Ribuan warga tumplek blek memadati halaman rumah Supriyadi (Mbah Carik) untuk menghadiri haul ke 3 pendirian Mushola Al-Ikhlas sekaligus menggelar doa bersama demi kemajuan dan kedamaian Desa Betet.

Dalam suasana yang khidmat dan penuh kebersamaan tersebut, Hj Ruminah bersama sang suami, Supriyadi, menyapa hangat seluruh jemaah yang hadir. 

Hj Ruminah menyampaikan rasa syukur yang mendalam atas antusiasme warga yang hadir berselawat bersama, sementara Supriyadi menegaskan pentingnya momentum ini sebagai penguat persaudaraan.

"Malam ini kita berkumpul bukan hanya memperingati haul pendirian atau HUT Mushola Al-Ikhlas, tetapi juga untuk memanjatkan doa bersama agar Desa Betet selalu dilimpahi keberkahan, kedamaian, dan persatuan." Ungkap Hj Ruminah

"Saya memohon doa restu dari seluruh warga agar niat baik saya untuk melayani dan membawa Desa Betet lebih sejahtera di masa depan dapat terwujud," imbuhnya di sela-sela acara.

Cahaya lampu panggung berpadu indah dengan lantunan pujian kepada Nabi Muhammad SAW yang dipimpin oleh Gus Bahru serta diselingi hiburan dari pelawak Komet Cs. 
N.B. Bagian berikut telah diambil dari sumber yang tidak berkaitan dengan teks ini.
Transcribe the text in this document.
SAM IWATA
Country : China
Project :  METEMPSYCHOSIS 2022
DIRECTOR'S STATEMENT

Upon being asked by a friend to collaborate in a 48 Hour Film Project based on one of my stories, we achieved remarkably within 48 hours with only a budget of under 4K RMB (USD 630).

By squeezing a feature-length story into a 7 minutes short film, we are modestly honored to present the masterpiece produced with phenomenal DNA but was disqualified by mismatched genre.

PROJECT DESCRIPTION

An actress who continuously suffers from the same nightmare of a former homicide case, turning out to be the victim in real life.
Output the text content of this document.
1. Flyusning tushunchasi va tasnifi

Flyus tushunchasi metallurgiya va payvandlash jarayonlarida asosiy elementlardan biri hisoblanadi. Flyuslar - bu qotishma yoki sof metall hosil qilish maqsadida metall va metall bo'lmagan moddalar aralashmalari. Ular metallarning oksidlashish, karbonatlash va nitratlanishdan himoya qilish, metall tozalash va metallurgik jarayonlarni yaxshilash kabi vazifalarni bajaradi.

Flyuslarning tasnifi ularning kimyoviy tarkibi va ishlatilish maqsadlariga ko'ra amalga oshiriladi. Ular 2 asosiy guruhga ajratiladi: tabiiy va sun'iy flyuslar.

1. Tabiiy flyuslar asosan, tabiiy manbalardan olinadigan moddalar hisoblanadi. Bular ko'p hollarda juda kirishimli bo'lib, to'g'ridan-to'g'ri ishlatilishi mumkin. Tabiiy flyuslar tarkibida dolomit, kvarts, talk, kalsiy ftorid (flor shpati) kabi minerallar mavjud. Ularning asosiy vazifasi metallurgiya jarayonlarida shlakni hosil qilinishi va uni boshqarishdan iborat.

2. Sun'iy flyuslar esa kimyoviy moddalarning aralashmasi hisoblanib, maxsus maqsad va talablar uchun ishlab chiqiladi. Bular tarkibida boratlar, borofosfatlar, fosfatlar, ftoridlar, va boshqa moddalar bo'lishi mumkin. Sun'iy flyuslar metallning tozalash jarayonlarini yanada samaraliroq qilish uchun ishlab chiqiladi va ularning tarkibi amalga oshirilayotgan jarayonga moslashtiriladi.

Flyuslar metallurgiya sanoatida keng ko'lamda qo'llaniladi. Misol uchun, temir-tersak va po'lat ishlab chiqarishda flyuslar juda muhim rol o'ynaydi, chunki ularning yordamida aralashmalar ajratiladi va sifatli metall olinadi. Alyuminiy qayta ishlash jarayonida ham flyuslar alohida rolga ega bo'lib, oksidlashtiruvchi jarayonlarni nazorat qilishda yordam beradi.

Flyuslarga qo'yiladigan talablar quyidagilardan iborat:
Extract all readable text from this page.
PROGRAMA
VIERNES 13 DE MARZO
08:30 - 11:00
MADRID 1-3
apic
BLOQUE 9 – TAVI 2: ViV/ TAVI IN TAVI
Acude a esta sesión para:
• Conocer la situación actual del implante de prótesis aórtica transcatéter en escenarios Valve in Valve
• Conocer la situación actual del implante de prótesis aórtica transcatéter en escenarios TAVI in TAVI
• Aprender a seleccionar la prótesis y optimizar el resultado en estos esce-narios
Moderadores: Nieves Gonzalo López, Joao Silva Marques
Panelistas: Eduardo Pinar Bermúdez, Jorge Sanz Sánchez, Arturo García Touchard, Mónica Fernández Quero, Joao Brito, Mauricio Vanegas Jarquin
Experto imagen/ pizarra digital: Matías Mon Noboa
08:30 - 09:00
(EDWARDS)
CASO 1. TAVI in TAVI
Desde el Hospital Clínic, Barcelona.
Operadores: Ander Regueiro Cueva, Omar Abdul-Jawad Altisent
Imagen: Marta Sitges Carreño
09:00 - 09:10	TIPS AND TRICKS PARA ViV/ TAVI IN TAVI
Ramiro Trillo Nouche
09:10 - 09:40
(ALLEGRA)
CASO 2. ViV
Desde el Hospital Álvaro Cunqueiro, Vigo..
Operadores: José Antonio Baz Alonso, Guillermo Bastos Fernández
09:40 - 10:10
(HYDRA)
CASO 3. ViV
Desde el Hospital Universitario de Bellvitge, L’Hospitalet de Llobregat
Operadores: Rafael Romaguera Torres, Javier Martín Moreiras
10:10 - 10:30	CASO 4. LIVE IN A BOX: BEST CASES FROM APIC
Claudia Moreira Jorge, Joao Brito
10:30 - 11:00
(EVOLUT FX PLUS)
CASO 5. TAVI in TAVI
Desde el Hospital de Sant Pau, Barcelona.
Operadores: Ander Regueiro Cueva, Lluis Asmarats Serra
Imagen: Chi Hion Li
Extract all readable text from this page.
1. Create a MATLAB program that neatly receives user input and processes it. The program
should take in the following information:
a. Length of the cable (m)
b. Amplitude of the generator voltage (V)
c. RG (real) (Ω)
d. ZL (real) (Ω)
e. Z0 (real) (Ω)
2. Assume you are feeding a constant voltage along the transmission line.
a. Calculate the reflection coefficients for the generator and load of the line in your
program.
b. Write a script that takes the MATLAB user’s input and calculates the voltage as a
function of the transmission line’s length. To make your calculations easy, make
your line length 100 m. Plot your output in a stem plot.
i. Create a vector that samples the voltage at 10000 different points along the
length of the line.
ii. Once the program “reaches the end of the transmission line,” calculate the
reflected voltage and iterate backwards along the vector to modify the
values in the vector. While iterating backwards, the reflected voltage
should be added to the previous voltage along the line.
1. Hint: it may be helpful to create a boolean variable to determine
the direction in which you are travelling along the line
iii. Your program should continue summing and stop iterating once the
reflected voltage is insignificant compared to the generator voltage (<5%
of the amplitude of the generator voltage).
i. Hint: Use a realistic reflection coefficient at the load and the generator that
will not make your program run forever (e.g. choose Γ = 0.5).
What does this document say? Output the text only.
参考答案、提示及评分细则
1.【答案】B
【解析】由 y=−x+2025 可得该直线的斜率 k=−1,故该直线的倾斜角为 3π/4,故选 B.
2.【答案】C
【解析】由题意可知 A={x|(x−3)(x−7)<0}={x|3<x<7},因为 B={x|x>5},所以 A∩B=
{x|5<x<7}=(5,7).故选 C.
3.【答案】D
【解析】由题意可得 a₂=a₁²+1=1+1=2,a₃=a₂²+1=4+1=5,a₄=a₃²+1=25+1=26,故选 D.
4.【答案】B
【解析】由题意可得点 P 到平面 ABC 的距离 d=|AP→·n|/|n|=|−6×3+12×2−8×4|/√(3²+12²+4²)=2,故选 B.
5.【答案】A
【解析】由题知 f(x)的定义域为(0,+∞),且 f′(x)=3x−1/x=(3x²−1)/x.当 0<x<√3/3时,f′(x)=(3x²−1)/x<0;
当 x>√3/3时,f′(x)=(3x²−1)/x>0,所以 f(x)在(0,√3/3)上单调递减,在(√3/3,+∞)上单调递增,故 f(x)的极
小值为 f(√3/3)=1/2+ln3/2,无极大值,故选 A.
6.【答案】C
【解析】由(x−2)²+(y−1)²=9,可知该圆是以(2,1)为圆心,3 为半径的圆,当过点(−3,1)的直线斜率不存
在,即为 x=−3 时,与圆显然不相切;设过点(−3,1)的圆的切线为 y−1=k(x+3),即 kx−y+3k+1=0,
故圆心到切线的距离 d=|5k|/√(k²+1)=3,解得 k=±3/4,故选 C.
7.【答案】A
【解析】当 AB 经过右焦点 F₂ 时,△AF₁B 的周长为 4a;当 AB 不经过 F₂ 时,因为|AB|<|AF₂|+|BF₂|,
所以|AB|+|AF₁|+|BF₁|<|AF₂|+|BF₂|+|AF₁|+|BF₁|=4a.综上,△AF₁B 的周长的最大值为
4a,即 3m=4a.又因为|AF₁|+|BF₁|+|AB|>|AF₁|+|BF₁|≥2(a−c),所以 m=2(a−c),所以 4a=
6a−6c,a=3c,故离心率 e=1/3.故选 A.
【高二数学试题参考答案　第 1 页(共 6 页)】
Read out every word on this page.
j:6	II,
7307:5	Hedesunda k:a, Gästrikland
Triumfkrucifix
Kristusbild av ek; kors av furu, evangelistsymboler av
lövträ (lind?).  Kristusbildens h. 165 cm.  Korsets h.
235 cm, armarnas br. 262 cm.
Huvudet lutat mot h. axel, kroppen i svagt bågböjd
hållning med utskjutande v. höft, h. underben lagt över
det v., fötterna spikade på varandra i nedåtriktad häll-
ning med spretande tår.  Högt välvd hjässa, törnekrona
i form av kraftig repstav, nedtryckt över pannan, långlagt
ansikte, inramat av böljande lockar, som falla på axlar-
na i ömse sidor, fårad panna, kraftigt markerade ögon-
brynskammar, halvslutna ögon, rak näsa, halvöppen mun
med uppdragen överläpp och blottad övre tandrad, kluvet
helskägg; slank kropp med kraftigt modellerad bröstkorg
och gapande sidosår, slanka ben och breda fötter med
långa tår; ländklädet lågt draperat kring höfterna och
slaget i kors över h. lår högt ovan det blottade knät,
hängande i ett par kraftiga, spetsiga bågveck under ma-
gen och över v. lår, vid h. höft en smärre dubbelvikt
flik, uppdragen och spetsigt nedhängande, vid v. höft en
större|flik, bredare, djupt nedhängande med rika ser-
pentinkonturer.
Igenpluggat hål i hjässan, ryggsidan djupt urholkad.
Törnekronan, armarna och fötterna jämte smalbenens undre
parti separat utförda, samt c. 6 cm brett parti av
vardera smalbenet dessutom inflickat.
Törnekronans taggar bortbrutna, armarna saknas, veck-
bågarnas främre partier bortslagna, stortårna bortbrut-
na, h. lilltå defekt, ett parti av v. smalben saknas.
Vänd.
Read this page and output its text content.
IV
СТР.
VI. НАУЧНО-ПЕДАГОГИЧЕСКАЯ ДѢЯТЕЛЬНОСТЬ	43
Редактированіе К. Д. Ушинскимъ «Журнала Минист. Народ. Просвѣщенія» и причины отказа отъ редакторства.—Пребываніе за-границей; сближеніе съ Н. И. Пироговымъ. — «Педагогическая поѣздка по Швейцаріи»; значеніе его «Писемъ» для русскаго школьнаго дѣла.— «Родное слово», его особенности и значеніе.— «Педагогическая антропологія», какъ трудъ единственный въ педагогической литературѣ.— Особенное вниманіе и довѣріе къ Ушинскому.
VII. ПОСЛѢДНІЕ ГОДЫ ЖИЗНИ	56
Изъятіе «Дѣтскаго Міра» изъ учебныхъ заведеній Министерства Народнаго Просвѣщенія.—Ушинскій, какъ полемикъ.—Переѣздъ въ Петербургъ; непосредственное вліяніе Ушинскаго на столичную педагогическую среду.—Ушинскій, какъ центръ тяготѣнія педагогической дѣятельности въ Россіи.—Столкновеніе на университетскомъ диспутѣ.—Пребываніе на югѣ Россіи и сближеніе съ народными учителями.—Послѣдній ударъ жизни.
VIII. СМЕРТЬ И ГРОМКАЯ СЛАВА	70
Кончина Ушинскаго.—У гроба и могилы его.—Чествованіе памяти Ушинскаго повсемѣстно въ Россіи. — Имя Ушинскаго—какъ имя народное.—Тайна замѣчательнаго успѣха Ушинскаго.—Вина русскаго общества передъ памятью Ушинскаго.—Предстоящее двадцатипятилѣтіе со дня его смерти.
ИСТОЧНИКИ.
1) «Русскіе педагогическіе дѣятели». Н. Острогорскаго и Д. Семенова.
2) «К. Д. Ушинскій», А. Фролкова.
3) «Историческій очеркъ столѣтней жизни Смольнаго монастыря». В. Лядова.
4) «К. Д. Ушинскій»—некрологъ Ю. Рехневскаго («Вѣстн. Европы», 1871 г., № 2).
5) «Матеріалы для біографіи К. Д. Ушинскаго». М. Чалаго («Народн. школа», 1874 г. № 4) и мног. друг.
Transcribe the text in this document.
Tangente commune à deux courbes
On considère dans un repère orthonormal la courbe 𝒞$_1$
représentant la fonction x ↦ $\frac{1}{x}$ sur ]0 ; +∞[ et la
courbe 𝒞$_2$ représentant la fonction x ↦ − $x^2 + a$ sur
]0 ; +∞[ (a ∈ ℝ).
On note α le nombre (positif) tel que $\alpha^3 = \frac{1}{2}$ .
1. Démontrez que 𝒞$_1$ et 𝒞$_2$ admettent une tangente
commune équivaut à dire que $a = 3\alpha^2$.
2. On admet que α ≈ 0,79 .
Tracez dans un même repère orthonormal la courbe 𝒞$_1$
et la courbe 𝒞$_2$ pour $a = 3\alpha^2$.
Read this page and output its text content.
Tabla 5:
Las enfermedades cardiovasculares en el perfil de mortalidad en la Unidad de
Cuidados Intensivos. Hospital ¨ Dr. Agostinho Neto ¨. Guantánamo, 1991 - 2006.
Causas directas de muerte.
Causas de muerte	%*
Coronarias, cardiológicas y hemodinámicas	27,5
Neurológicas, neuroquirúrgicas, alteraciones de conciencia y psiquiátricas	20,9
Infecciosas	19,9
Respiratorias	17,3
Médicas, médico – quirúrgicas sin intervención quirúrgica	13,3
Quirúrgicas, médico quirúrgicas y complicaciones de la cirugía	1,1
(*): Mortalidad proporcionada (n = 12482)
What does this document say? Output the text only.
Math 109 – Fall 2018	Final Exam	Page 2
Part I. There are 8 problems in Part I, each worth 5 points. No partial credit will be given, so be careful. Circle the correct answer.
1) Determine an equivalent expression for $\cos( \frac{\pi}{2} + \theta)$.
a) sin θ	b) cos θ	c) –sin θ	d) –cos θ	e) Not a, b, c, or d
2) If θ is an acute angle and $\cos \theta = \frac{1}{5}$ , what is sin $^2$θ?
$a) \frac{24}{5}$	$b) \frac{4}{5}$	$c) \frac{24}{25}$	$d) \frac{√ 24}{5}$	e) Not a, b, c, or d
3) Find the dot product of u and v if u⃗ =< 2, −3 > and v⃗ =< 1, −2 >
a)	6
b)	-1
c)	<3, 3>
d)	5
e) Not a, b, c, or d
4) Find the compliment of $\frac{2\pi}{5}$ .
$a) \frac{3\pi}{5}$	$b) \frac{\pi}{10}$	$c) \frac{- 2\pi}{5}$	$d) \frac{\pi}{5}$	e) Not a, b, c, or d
Suasana kian solid dengan kehadiran seluruh ketua RT dan RW se-Desa Betet yang tampil kompak mengenakan seragam batik corak putih sebagai bentuk dukungan penuh atas terselenggaranya kegiatan tersebut.

Sementara itu Mbah Carik Supriyadi menambahkan bahwa perbedaan yang ada di tengah masyarakat harus dijadikan kekayaan sosial yang dirawat bersama, bukan pemisah. 

Menurutnya, momentum HUT ke-3 Mushola Al-Ikhlas ini menjadi titik refleksi penting bagi perjalanan desa ke depan.

"Semoga kita selalu diingatkan bahwa apa yang telah berlalu hendaknya dijadikan pelajaran, mari kita rapatkan kembali. Melalui sholawat dan doa malam ini, kita jernihkan hati, eratkan persaudaraan, dan berjalan bersama menuju Desa Betet yang lebih baik di masa depan," tegas Supriyadi.

Acara yang berlangsung hingga larut malam ini ditutup dengan doa bersama. Kehangatan serta kekompakan jemaah dari berbagai kalangan menjadi cerminan bahwa nilai keagamaan dan gotong royong masih menjadi benteng utama masyarakat Desa Betet dalam menjaga harmoni desa.